ABAP Keyword Documentation → ABAP Programming Guidelines → Robust ABAP → Internationalization
Code Pages for Files
Other versions: 7.31 | 7.40 | 7.54
Background
When you open text files on the application server using the OPEN DATASET
statement, you specify the following options that are very important for internationalization:
- The
ENCODING
addition specifies the character representation where the content of the file is handled.
- The
WITH BYTE-ORDER MARK
addition, which is only possible for UTF-8 files, specifies that a byte order mark (BOM) is inserted at the beginning of a text file when it is written.
If the code page is not specified explicitly when a file is written, it is set implicitly (to UTF-8 in a Unicode system). If nothing is specified, a BOM is not set.
Rule
Write text files in UTF-8 and with a byte order mark.
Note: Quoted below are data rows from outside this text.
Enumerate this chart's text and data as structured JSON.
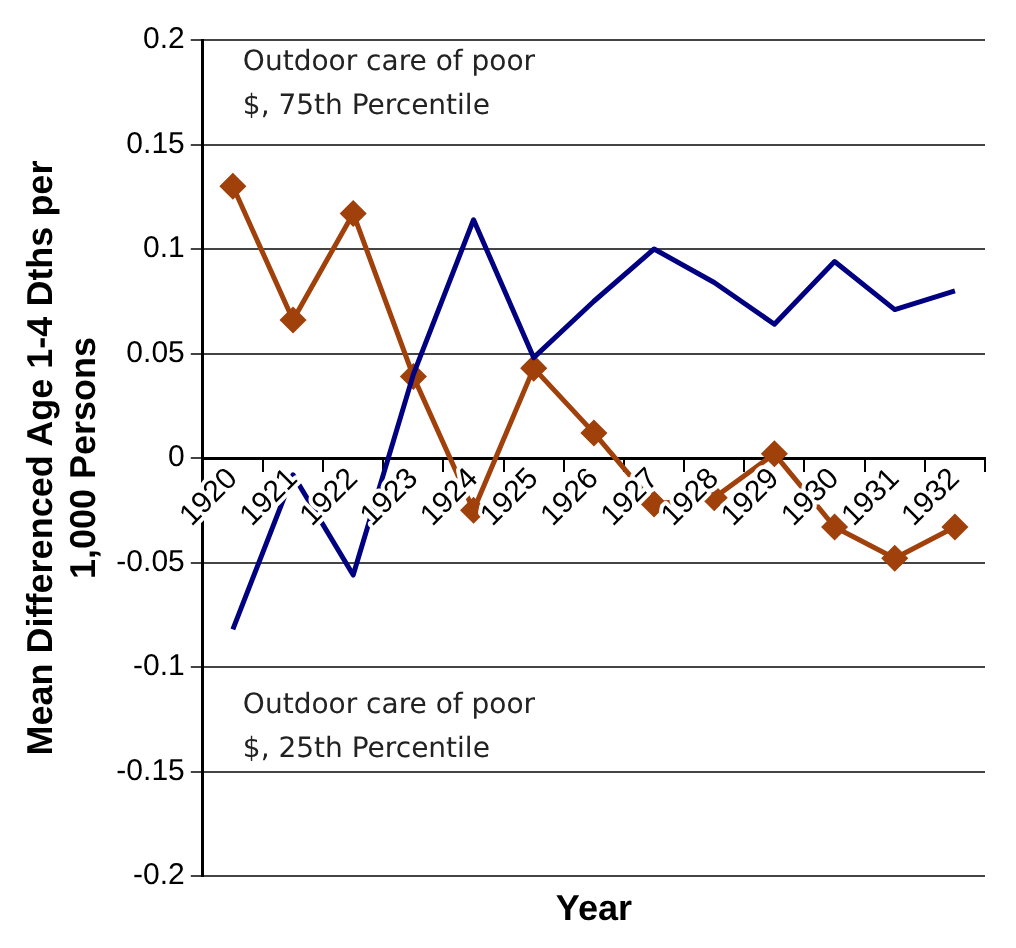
{
  "chart_data": {
    "type": "line",
    "xlabel": "Year",
    "ylabel": "Mean Differenced Age 1-4 Dths per 1,000 Persons",
    "categories": [
      "1920",
      "1921",
      "1922",
      "1923",
      "1924",
      "1925",
      "1926",
      "1927",
      "1928",
      "1929",
      "1930",
      "1931",
      "1932"
    ],
    "series": [
      {
        "name": "Outdoor care of poor $, 25th Percentile",
        "color": "#000080",
        "marker": "none",
        "values": [
          -0.082,
          -0.008,
          -0.056,
          0.04,
          0.114,
          0.048,
          0.075,
          0.1,
          0.084,
          0.064,
          0.094,
          0.071,
          0.08
        ]
      },
      {
        "name": "Outdoor care of poor $, 75th Percentile",
        "color": "#a0400a",
        "marker": "diamond",
        "values": [
          0.13,
          0.066,
          0.117,
          0.039,
          -0.025,
          0.043,
          0.012,
          -0.022,
          -0.019,
          0.002,
          -0.033,
          -0.048,
          -0.033
        ]
      }
    ],
    "ylim": [
      -0.2,
      0.2
    ],
    "yticks": [
      -0.2,
      -0.15,
      -0.1,
      -0.05,
      0,
      0.05,
      0.1,
      0.15,
      0.2
    ],
    "grid": "y",
    "legend": false
  }
}
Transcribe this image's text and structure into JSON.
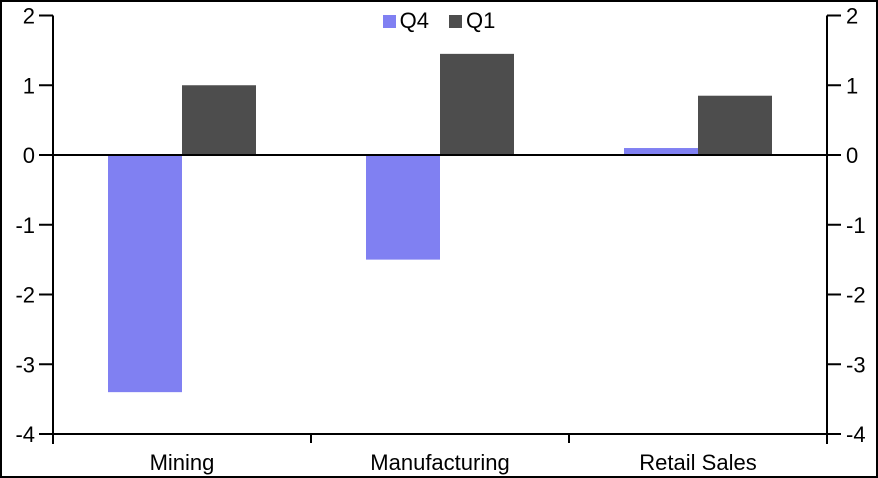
{
  "chart_data": {
    "type": "bar",
    "categories": [
      "Mining",
      "Manufacturing",
      "Retail Sales"
    ],
    "series": [
      {
        "name": "Q4",
        "color": "#8080F2",
        "values": [
          -3.4,
          -1.5,
          0.1
        ]
      },
      {
        "name": "Q1",
        "color": "#4D4D4D",
        "values": [
          1.0,
          1.45,
          0.85
        ]
      }
    ],
    "title": "",
    "xlabel": "",
    "ylabel": "",
    "ylim": [
      -4,
      2
    ],
    "yticks": [
      2,
      1,
      0,
      -1,
      -2,
      -3,
      -4
    ],
    "y_axis_left": true,
    "y_axis_right": true,
    "grid": false,
    "legend_position": "top-center"
  },
  "colors": {
    "axis": "#000000",
    "text": "#000000",
    "background": "#FFFFFF",
    "border": "#000000"
  }
}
Open text files for output explicitly in the UTF-8 code page. The byte order mark should be inserted and taken into account when the file is read.
Details
When a file is read, the code page used is usually very difficult to identify. However, if the byte-order
mark is inserted, a file is clearly defined as a UTF-8. Therefore, you should always specify the
ENCODING UTF-8 WITH BYTE-ORDER MARK additions when opening a text output file with the
OPEN DATASET statement. When a text file of this type is read, it should only be opened with
the SKIPPING BYTE-ORDER MARK
addition, so that the byte order mark is automatically skipped and does not appear in the read application data.
Exception
Files used for data exchange with applications that do not support UTF-8 format must be output in a suitable code page.
Bad example
The following source code shows how a text file is opened for write access without explicitly specifying the code page. In Unicode systems, UTF-8 is selected implicitly, but a byte order mark is not inserted.
OPEN DATASET dset
FOR OUTPUT IN TEXT MODE
ENCODING DEFAULT.
Good example
The following source code shows how a text file is opened for write access by explicitly specifying the UTF-8 codepage and using the byte order mark.
OPEN DATASET dset
FOR OUTPUT IN TEXT MODE
ENCODING UTF-8 WITH BYTE-ORDER MARK.